Throughout the album, Golden frequently ruminates on his experiences as a Black man in America, along with the difficulties and fears that come along with it. The most direct reference to this occurs on “The Gator,” a Black Keys-sounding track that likens some of the prejudices he faces to being watched by an alligator at the water’s edge, readying to jump out and pull its prey underwater.

“The song is an accumulation of everything I’ve had to live through as a Black man and always being worried about something happening to me if I happen to bump into the wrong person at the wrong time,” says Golden. “I already had been working on the song when George Floyd was murdered. Seeing what happened to him in such a public fashion only reinforced my feelings and the imagery in the song of a gator leaping out from the water to snatch its prey.”

The song was admittedly a tough one for Golden to write, as he usually kept those emotions away from his music or reduced them to vague metaphors in the past. Aside from the sorrow of that and some of the other songs on Hard Times and a Woman, the album has its happier moments too.

The blues and gospel-fueled “Must Be Honey” came to be after Golden’s friends joked that he only writes sad songs, leaving him determined to prove them wrong with a happy tune.

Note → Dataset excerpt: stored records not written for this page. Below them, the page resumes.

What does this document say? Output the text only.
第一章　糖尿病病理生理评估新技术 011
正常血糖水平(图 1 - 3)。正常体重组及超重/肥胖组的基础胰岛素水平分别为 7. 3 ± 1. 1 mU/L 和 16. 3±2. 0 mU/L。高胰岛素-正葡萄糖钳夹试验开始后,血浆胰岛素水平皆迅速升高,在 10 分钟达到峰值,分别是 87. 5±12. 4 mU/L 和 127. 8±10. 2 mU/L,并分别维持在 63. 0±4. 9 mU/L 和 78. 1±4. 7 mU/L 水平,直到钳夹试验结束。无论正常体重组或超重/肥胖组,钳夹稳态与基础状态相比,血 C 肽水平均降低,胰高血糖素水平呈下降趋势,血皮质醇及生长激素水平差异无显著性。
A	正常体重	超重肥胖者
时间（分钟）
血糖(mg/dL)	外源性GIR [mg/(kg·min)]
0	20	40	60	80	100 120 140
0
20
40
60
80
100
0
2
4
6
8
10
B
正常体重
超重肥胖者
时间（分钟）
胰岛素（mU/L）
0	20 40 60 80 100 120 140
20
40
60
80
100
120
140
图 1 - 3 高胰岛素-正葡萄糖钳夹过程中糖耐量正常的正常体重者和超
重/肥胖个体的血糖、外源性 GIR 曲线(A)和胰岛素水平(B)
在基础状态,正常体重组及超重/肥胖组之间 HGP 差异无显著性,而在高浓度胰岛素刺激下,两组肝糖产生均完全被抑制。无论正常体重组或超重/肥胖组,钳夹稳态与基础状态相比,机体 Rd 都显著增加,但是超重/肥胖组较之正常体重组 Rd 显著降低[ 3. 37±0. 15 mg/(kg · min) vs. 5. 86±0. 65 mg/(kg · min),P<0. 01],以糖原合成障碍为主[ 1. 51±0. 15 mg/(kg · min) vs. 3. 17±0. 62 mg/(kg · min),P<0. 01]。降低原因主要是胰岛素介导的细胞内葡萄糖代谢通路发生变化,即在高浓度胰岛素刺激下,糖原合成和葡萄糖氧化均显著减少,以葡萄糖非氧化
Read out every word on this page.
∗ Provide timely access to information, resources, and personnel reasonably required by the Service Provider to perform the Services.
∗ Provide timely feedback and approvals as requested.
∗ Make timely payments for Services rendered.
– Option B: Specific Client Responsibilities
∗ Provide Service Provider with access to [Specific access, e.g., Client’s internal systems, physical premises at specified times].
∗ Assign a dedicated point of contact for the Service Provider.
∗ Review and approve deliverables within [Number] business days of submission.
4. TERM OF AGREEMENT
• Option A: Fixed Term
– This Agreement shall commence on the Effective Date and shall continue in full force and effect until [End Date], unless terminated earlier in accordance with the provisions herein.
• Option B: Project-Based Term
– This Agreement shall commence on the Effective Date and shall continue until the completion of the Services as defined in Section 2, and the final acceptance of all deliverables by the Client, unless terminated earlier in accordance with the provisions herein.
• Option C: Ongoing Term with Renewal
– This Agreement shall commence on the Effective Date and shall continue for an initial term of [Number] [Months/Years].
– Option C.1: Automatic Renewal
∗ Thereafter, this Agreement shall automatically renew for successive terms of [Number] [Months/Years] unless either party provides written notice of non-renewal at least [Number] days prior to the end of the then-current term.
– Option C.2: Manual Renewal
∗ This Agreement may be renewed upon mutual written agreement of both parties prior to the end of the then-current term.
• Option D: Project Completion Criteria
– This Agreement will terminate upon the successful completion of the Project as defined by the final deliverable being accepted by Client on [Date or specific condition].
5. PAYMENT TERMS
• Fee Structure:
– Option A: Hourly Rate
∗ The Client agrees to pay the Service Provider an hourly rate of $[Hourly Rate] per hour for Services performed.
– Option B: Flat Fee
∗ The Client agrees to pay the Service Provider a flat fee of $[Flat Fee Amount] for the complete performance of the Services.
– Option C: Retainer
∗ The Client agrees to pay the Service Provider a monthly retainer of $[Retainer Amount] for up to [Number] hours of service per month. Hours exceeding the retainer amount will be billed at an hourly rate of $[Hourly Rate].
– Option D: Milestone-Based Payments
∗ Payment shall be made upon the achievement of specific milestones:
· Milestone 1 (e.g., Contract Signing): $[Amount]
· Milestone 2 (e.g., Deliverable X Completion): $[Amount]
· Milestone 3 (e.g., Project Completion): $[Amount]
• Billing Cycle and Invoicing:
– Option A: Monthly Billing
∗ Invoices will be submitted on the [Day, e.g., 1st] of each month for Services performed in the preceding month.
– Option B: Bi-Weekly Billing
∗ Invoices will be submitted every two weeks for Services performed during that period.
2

Once again his mastery of lyrical imagery shines through on the song’s chorus, “this must be honey ‘cause sugar just ain’t so sweet / this might be heaven ‘cause angels don’t walk through the streets.” According to Golden, that hook came from someone showering him with compliments, to which he responded with “you must be honey because sugar just ain’t so sweet.” He says the song is about being sweet, spreading love and making someone’s day.

Speaking of love, Golden hopes that Hard Times and a Woman inspire those who listen to it to be more loving and empathetic to those around them. He also hopes it teaches people to love all of the blues and not just parts of it.

“I want it to be a love letter to the blues that helps listeners realize that the blues isn’t all sad music,” says Golden. “Sometimes the blues is from you feeling sad, sometimes it’s from your woman making you sad and sometimes it’s from your woman making you happy. And that’s why the title is what it is. There’s a lot of ups, downs and middle ground in life and this album is the same way.”